Represents a WebSocket connection in the MicroPie framework.

Attributes

  • scope: The ASGI scope dictionary for the WebSocket connection.
  • query_params: Dictionary of query parameters.
  • headers: Dictionary of headers.

Methods

  • accept() -> None

    • Accepts the WebSocket connection.
  • send_text(data: str) -> None

    • Sends text data over the WebSocket.
  • send_json(data: Any) -> None

    • Sends JSON data over the WebSocket.
  • receive_text() -> str

    • Receives text data from the WebSocket.
  • receive_json() -> Any

    • Receives JSON data from the WebSocket.
  • close(code: int = 1000) -> None

    • Closes the WebSocket connection with an optional status code.

Application Base

App Class

The main ASGI application class for handling HTTP and WebSocket requests in MicroPie.

Methods

  • __init__(session_backend: Optional[SessionBackend] = None) -> None

    • Initializes the application with an optional session backend.
  • request -> Request

    • Retrieves the current HTTP request from the context variable.
  • __call__(scope: Dict[str, Any], receive: Callable[[], Awaitable[Dict[str, Any]]], send: Callable[[Dict[str, Any]], Awaitable[None]]) -> None

    • ASGI callable interface for the server. Handles http and websocket scope types.
  • _asgi_app_http(scope: Dict[str, Any], receive: Callable[[], Awaitable[Dict[str, Any]]], send: Callable[[Dict[str, Any]], Awaitable[None]]) -> None

    • ASGI application entry point for handling HTTP requests.
  • _handle_websocket(scope: Dict[str, Any], receive: Callable[[], Awaitable[Dict[str, Any]]], send: Callable[[Dict[str, Any]], Awaitable[None]]) -> None

    • ASGI application entry point for handling WebSocket connections.
  • _parse_cookies(cookie_header: str) -> Dict[str, str]

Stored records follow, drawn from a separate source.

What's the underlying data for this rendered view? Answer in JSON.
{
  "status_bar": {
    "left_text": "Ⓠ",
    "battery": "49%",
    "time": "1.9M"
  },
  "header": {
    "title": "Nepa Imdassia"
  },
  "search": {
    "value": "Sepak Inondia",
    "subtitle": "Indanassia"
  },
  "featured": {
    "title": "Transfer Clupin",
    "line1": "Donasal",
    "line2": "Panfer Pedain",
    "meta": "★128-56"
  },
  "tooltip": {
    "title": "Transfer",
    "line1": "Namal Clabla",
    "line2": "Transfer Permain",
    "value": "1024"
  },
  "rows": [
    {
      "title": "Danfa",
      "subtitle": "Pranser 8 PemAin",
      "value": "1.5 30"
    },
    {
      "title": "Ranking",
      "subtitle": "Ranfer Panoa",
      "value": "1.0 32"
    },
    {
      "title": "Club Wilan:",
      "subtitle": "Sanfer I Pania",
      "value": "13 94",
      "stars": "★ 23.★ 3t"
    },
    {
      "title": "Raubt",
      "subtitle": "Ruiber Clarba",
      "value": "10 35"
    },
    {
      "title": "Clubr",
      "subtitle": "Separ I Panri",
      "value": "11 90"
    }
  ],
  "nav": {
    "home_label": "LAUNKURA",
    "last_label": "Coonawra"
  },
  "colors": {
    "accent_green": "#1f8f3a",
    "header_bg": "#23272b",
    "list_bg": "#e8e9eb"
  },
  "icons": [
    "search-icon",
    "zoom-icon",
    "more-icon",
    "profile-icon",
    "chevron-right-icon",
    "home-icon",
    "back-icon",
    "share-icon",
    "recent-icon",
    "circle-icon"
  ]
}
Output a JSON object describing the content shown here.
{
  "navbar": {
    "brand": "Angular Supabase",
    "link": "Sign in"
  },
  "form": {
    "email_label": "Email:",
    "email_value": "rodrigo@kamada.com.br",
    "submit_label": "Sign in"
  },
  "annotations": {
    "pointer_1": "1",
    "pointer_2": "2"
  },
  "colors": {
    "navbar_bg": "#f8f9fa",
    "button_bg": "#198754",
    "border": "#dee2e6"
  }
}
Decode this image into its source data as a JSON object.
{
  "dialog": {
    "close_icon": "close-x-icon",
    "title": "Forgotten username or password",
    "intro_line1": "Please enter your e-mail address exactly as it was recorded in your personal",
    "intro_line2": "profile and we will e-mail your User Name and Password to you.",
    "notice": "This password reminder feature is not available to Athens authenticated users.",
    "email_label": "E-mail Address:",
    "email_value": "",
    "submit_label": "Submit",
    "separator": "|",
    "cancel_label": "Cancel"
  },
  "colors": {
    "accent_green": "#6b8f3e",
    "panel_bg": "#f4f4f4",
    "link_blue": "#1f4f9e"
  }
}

    • Parses the Cookie header and returns a dictionary of cookie names and values.
  • _parse_multipart(reader: asyncio.StreamReader, boundary: bytes)

    • Parses multipart/form-data from the given reader using the specified boundary.
    • Requires: multipart and aiofiles
  • _send_response(send: Callable[[Dict[str, Any]], Awaitable[None]], status_code: int, body: Any, extra_headers: Optional[List[Tuple[str, str]]] = None) -> None

    • Sends an HTTP response using the ASGI send callable.
  • _redirect(location: str) -> Tuple[int, str]

    • Generates an HTTP redirect response.
  • _render_template(name: str, **kwargs: Any) -> str

    • Renders a template asynchronously using Jinja2.
    • Requires: jinja2

The App class is the main entry point for creating MicroPie applications. It implements the ASGI interface and handles both HTTP and WebSocket requests.

Response Formats

Handlers can return responses in the following formats for HTTP:

  1. String or bytes or JSON
  2. Tuple of (status_code, body)
  3. Tuple of (status_code, body, headers)
  4. Async or sync generator for streaming responses

For WebSocket handlers, use the WebSocket class methods to send/receive data.

Error Handling

MicroPie provides built-in error handling for common HTTP status codes:

  • 404 Not Found: Automatically returned for non-existent HTTP routes.
  • 400 Bad Request: Returned for missing required parameters.
  • 500 Internal Server Error: Returned for unhandled exceptions.

For WebSockets, standard close codes (e.g., 1008 for policy violation, 1011 for internal errors) are used. Custom error handling can be implemented through middleware or WebSocket handler logic.